6.3 Bit and Field Operations

We have seen how arithmetic and logical operations work bitwise with two source operands to form a single result. In shift operations, all of the bits move as one, to the left or right, in the amount determined by one of the source operands. In deposit and extract operations, selected bits from the source operands are assembled into a new result.

6.3.1 Shift Instructions

Computer architectures usually provide some instructions that shift a bit pattern to the left or right. Early architectures offered shifts by only a single bit position, while modern architectures tend to offer shifts by multiple bit positions. The Itanium architecture offers left logical, right logical, and right arithmetic shift instructions:

 shl     r1=r3,r2       // r1 <- r3 shifted left r2 bits shr     r1=r3,r2       // r1 <- r3 shifted right r2 bits shr.u   r1=r3,r2       // r1 <- r3 shifted right r2 bits,                        // unsigned 

where left shifts are always unsigned (logical) shifts. For right shifts, the instruction completer u specifies an unsigned (logical) shift; otherwise, shr is a signed (arithmetic) shift. Note the particular order in which to specify register r3, the data source, and register r2, the shift count parameter.
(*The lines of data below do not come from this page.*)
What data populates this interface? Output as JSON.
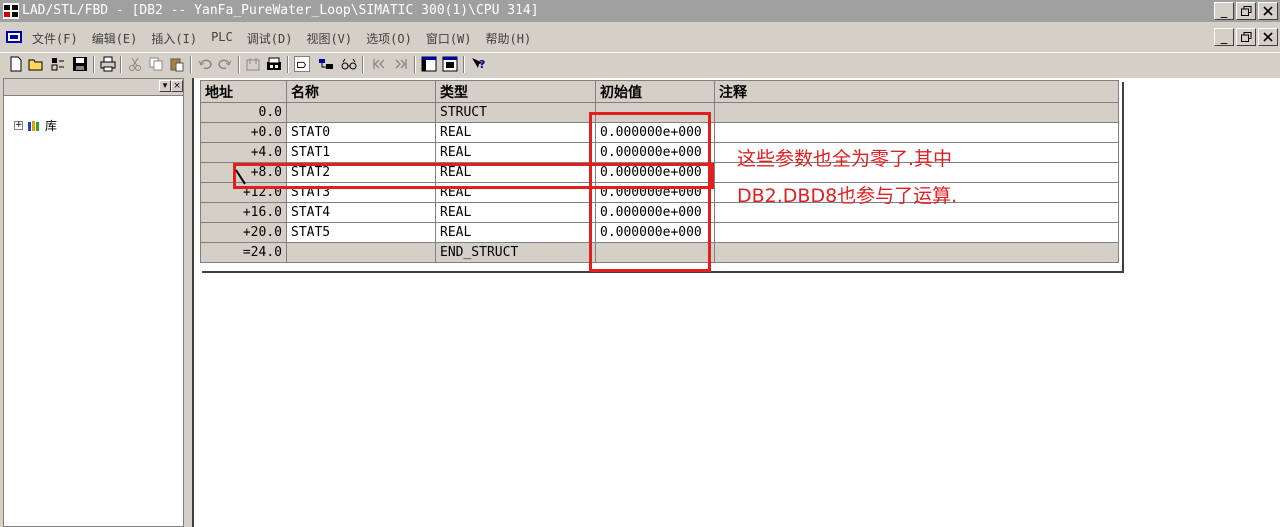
{
  "window": {
    "title": "LAD/STL/FBD  - [DB2 -- YanFa_PureWater_Loop\\SIMATIC 300(1)\\CPU 314]",
    "controls": [
      "_",
      "̸",
      "X"
    ]
  },
  "menu": {
    "items": [
      "文件(F)",
      "编辑(E)",
      "插入(I)",
      "PLC",
      "调试(D)",
      "视图(V)",
      "选项(O)",
      "窗口(W)",
      "帮助(H)"
    ]
  },
  "toolbar": {
    "icons": [
      "new-icon",
      "open-icon",
      "accessible-nodes-icon",
      "save-icon",
      "print-icon",
      "cut-icon",
      "copy-icon",
      "paste-icon",
      "undo-icon",
      "redo-icon",
      "load-icon",
      "monitor-icon",
      "declaration-view-icon",
      "data-view-icon",
      "glasses-icon",
      "breakpoint-icon",
      "overview-icon",
      "zoom-icon",
      "help-icon"
    ]
  },
  "tree": {
    "item_label": "库"
  },
  "table": {
    "headers": {
      "address": "地址",
      "name": "名称",
      "type": "类型",
      "initial": "初始值",
      "comment": "注释"
    },
    "rows": [
      {
        "address": "0.0",
        "name": "",
        "type": "STRUCT",
        "initial": "",
        "comment": ""
      },
      {
        "address": "+0.0",
        "name": "STAT0",
        "type": "REAL",
        "initial": "0.000000e+000",
        "comment": ""
      },
      {
        "address": "+4.0",
        "name": "STAT1",
        "type": "REAL",
        "initial": "0.000000e+000",
        "comment": ""
      },
      {
        "address": "+8.0",
        "name": "STAT2",
        "type": "REAL",
        "initial": "0.000000e+000",
        "comment": ""
      },
      {
        "address": "+12.0",
        "name": "STAT3",
        "type": "REAL",
        "initial": "0.000000e+000",
        "comment": ""
      },
      {
        "address": "+16.0",
        "name": "STAT4",
        "type": "REAL",
        "initial": "0.000000e+000",
        "comment": ""
      },
      {
        "address": "+20.0",
        "name": "STAT5",
        "type": "REAL",
        "initial": "0.000000e+000",
        "comment": ""
      },
      {
        "address": "=24.0",
        "name": "",
        "type": "END_STRUCT",
        "initial": "",
        "comment": ""
      }
    ]
  },
  "annotation": {
    "line1": "这些参数也全为零了.其中",
    "line2": "DB2.DBD8也参与了运算.",
    "color": "#e02020"
  }
}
With all of these shift instructions, bits shifted beyond position 63 at the left or beyond position 0 at the right are lost into the "bit bucket." Shift counts greater than 63 produce a zero result, with one exception: shr, with a count greater than 63 and a negative source value, will produce an all ones result, which is the value 1.
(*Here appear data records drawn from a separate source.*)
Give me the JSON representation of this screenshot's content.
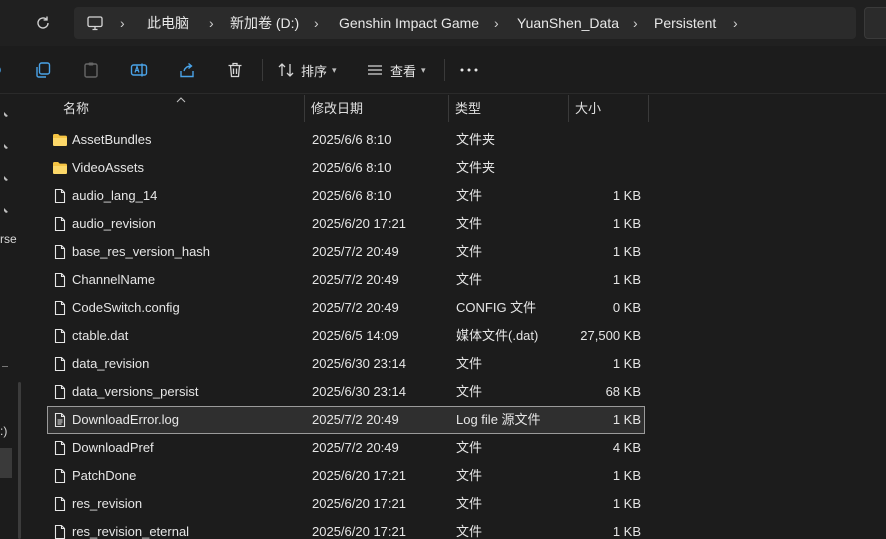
{
  "address": {
    "breadcrumbs": [
      "此电脑",
      "新加卷 (D:)",
      "Genshin Impact Game",
      "YuanShen_Data",
      "Persistent"
    ]
  },
  "toolbar": {
    "sort_label": "排序",
    "view_label": "查看"
  },
  "nav": {
    "fragments": [
      "rse",
      ":)"
    ]
  },
  "columns": {
    "name": "名称",
    "modified": "修改日期",
    "type": "类型",
    "size": "大小"
  },
  "files": [
    {
      "name": "AssetBundles",
      "modified": "2025/6/6 8:10",
      "type": "文件夹",
      "size": "",
      "icon": "folder-icon"
    },
    {
      "name": "VideoAssets",
      "modified": "2025/6/6 8:10",
      "type": "文件夹",
      "size": "",
      "icon": "folder-icon"
    },
    {
      "name": "audio_lang_14",
      "modified": "2025/6/6 8:10",
      "type": "文件",
      "size": "1 KB",
      "icon": "file-icon"
    },
    {
      "name": "audio_revision",
      "modified": "2025/6/20 17:21",
      "type": "文件",
      "size": "1 KB",
      "icon": "file-icon"
    },
    {
      "name": "base_res_version_hash",
      "modified": "2025/7/2 20:49",
      "type": "文件",
      "size": "1 KB",
      "icon": "file-icon"
    },
    {
      "name": "ChannelName",
      "modified": "2025/7/2 20:49",
      "type": "文件",
      "size": "1 KB",
      "icon": "file-icon"
    },
    {
      "name": "CodeSwitch.config",
      "modified": "2025/7/2 20:49",
      "type": "CONFIG 文件",
      "size": "0 KB",
      "icon": "file-icon"
    },
    {
      "name": "ctable.dat",
      "modified": "2025/6/5 14:09",
      "type": "媒体文件(.dat)",
      "size": "27,500 KB",
      "icon": "file-icon"
    },
    {
      "name": "data_revision",
      "modified": "2025/6/30 23:14",
      "type": "文件",
      "size": "1 KB",
      "icon": "file-icon"
    },
    {
      "name": "data_versions_persist",
      "modified": "2025/6/30 23:14",
      "type": "文件",
      "size": "68 KB",
      "icon": "file-icon"
    },
    {
      "name": "DownloadError.log",
      "modified": "2025/7/2 20:49",
      "type": "Log file 源文件",
      "size": "1 KB",
      "icon": "log-file-icon",
      "selected": true
    },
    {
      "name": "DownloadPref",
      "modified": "2025/7/2 20:49",
      "type": "文件",
      "size": "4 KB",
      "icon": "file-icon"
    },
    {
      "name": "PatchDone",
      "modified": "2025/6/20 17:21",
      "type": "文件",
      "size": "1 KB",
      "icon": "file-icon"
    },
    {
      "name": "res_revision",
      "modified": "2025/6/20 17:21",
      "type": "文件",
      "size": "1 KB",
      "icon": "file-icon"
    },
    {
      "name": "res_revision_eternal",
      "modified": "2025/6/20 17:21",
      "type": "文件",
      "size": "1 KB",
      "icon": "file-icon"
    }
  ],
  "colors": {
    "background": "#1c1c1c",
    "folder": "#f5c443",
    "selected_row": "#2f2f2f",
    "selected_border": "#9a9a9a"
  }
}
The shift left operation (shl) and the shift right unsigned (logical) operation (shr.u) fill in vacated bit positions with 0 bits. The shift right arithmetic operation (shr) fills in vacated positions with either 0 or 1 bits that will replicate the sign bit of the original value (bit 63 of source register r3). The Itanium architecture uses separate opcodes to specify the direction of logical shifts, while other architectures may specify the direction using a signed shift count.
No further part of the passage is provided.